Question

A telegraph has 5 arms and each arm is capable of 4 distinct positions, including the position of rest. Find the total number of signals that can be made.

Answer 1

Telegraph is an instrument which has $n$ number of arms and capable of $m$ distinct positions. The telegraph produces the signals based on the position of the arms. For a distinct position of arms, there is an individual signal produced. So, the $n$ number of arms can arrange in $m$ distinct places in ${{m}^{n}}$ ways.
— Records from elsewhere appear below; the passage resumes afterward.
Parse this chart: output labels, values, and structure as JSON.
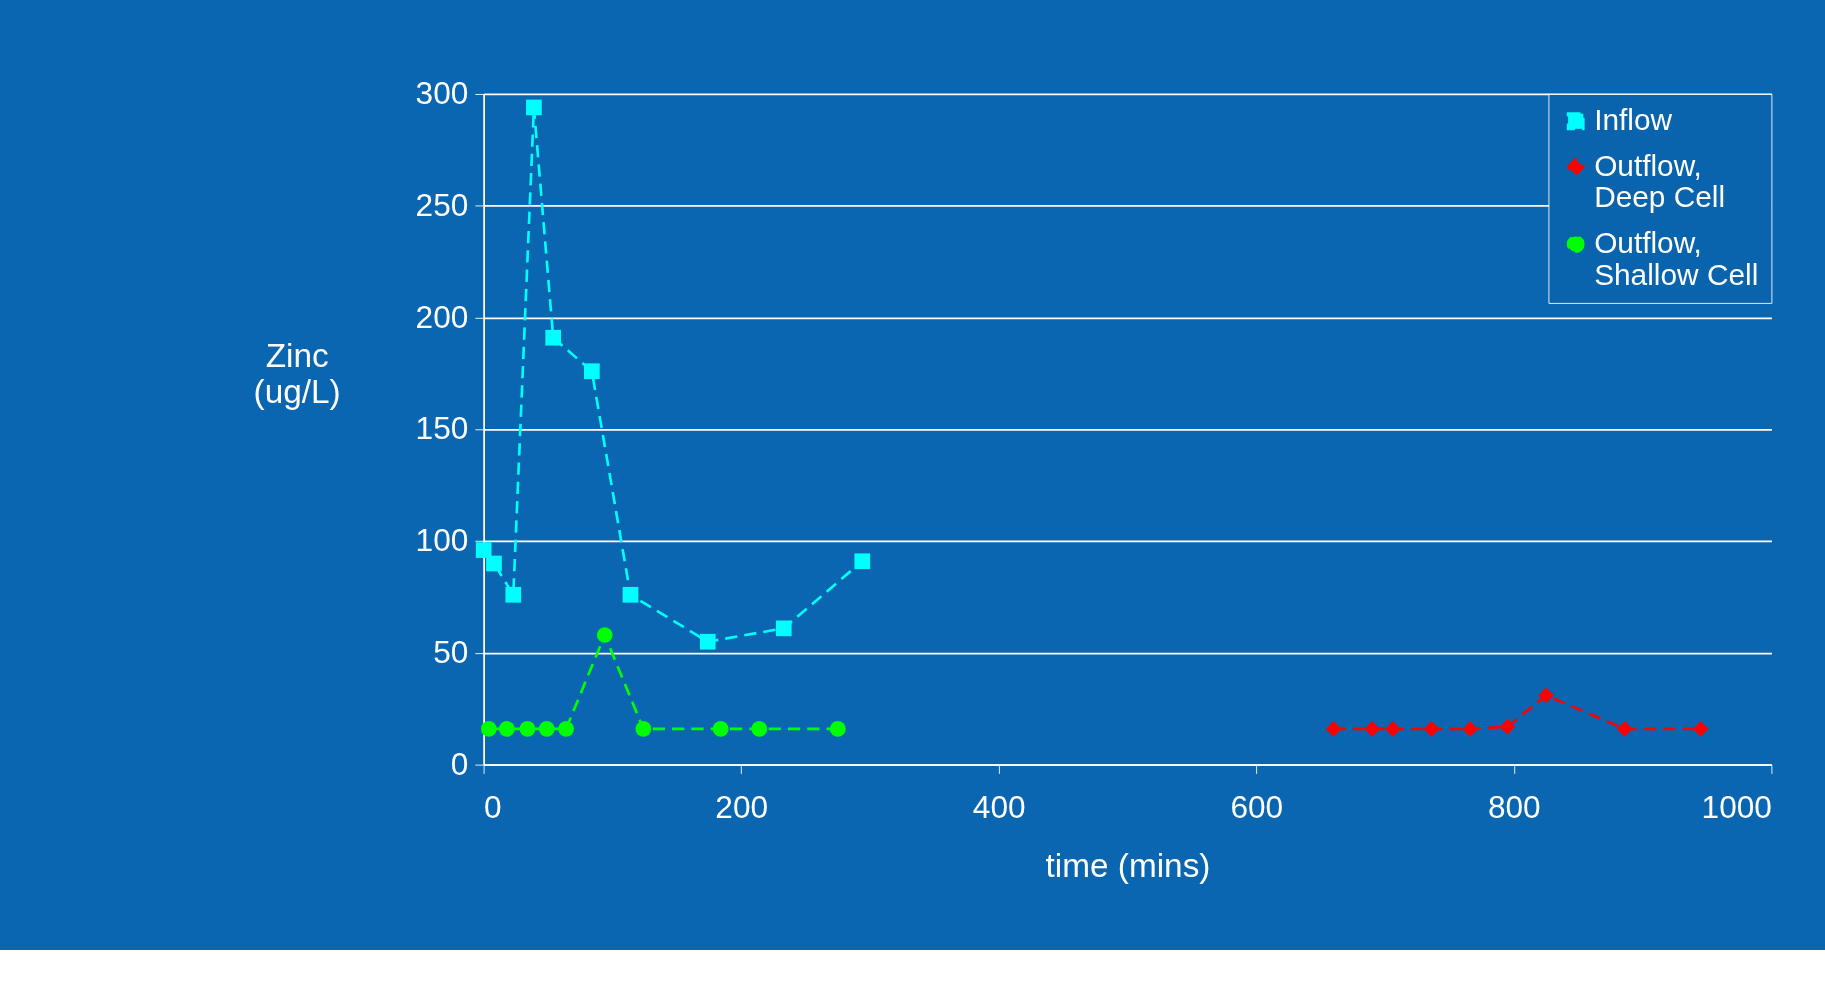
{
  "chart_data": {
    "type": "line",
    "xlabel": "time (mins)",
    "ylabel": "Zinc\n(ug/L)",
    "xlim": [
      0,
      1000
    ],
    "xticks": [
      0,
      200,
      400,
      600,
      800,
      1000
    ],
    "ylim": [
      0,
      300
    ],
    "yticks": [
      0,
      50,
      100,
      150,
      200,
      250,
      300
    ],
    "grid": "y",
    "legend": "top right",
    "line_style": "dashed",
    "series": [
      {
        "name": "Inflow",
        "color": "#00ffff",
        "marker": "square",
        "x": [
          0,
          8,
          23,
          39,
          54,
          84,
          114,
          174,
          233,
          294
        ],
        "values": [
          96,
          90,
          76,
          294,
          191,
          176,
          76,
          55,
          61,
          91
        ]
      },
      {
        "name": "Outflow,\nDeep Cell",
        "color": "#ff0000",
        "marker": "diamond",
        "x": [
          660,
          690,
          706,
          736,
          766,
          795,
          825,
          886,
          945
        ],
        "values": [
          16,
          16,
          16,
          16,
          16,
          17,
          31,
          16,
          16
        ]
      },
      {
        "name": "Outflow,\nShallow Cell",
        "color": "#00ff00",
        "marker": "circle",
        "x": [
          4,
          18,
          34,
          49,
          64,
          94,
          124,
          184,
          214,
          275
        ],
        "values": [
          16,
          16,
          16,
          16,
          16,
          58,
          16,
          16,
          16,
          16
        ]
      }
    ]
  }
}
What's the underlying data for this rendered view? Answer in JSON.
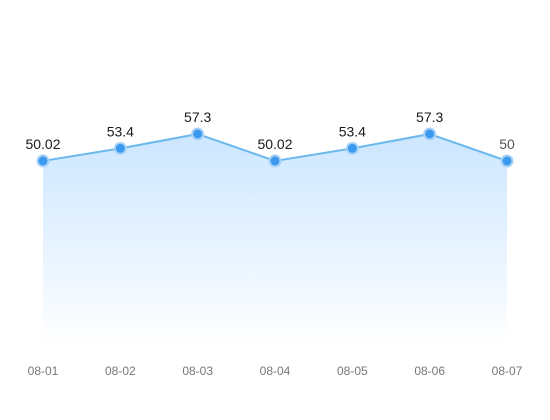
{
  "chart_data": {
    "type": "area",
    "categories": [
      "08-01",
      "08-02",
      "08-03",
      "08-04",
      "08-05",
      "08-06",
      "08-07"
    ],
    "series": [
      {
        "values": [
          50.02,
          53.4,
          57.3,
          50.02,
          53.4,
          57.3,
          50
        ],
        "labels": [
          "50.02",
          "53.4",
          "57.3",
          "50.02",
          "53.4",
          "57.3",
          "50"
        ]
      }
    ],
    "ylim": [
      0,
      80
    ],
    "grid": false,
    "colors": {
      "line": "#6ab8ec",
      "point": "#3b99f0",
      "point_halo": "#a9d3f6",
      "area_top": "#cce6ff",
      "area_bottom": "#ffffff"
    }
  }
}
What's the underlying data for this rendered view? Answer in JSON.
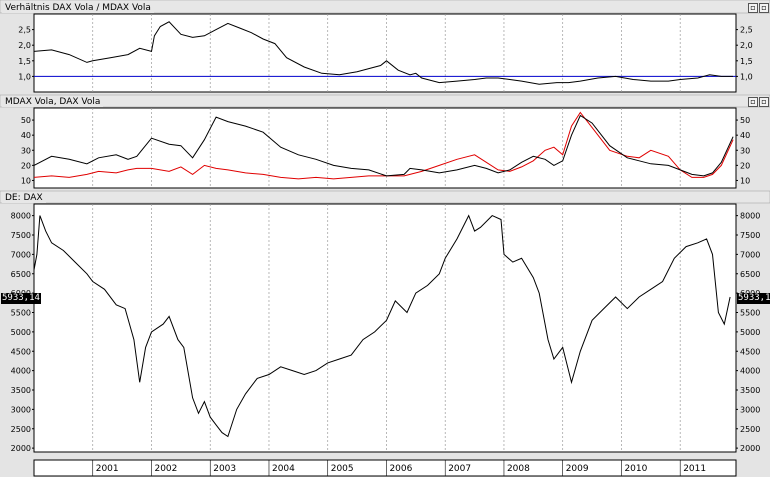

If the rest position is included in ${{m}^{n}}$ ways then the number of signals produced is ${{m}^{n}}-1$.

Complete step-by-step solution
Given that, the telegraph has $5$ arms and each arm is capable of $4$ distinct position then the number of ways that the $5$ arms can be arranged in $4$ distinct positions is ${{4}^{5}}$. In the problem they mentioned the 4 distinct positions including the position of rest, so we need to subtract the rest position from the number of possible positions. Then the possible number of positions is ${{4}^{5}}-1$. Hence the number of signals produced by the telegraph in ${{4}^{5}}-1$ arrangements of arms are possible with the help of $5$ arms and each arm are capable of $4$ distinct position is
$\begin{aligned} & {{4}^{5}}-1=1024-1 \\\ & =1023 \end{aligned}$

Note: Remember that in the question they mentioned that the rest position is also included in the possible positions then we have to subtract it from the number of possible positions. So many times, students don’t know the actual concept of the telegraph so they multiple $5$ with $4$ and write the answer as $20$. So, remember that for each possible position of the arm there is one signal, so we need to find the total number of possible positions of arms to get the number of signals.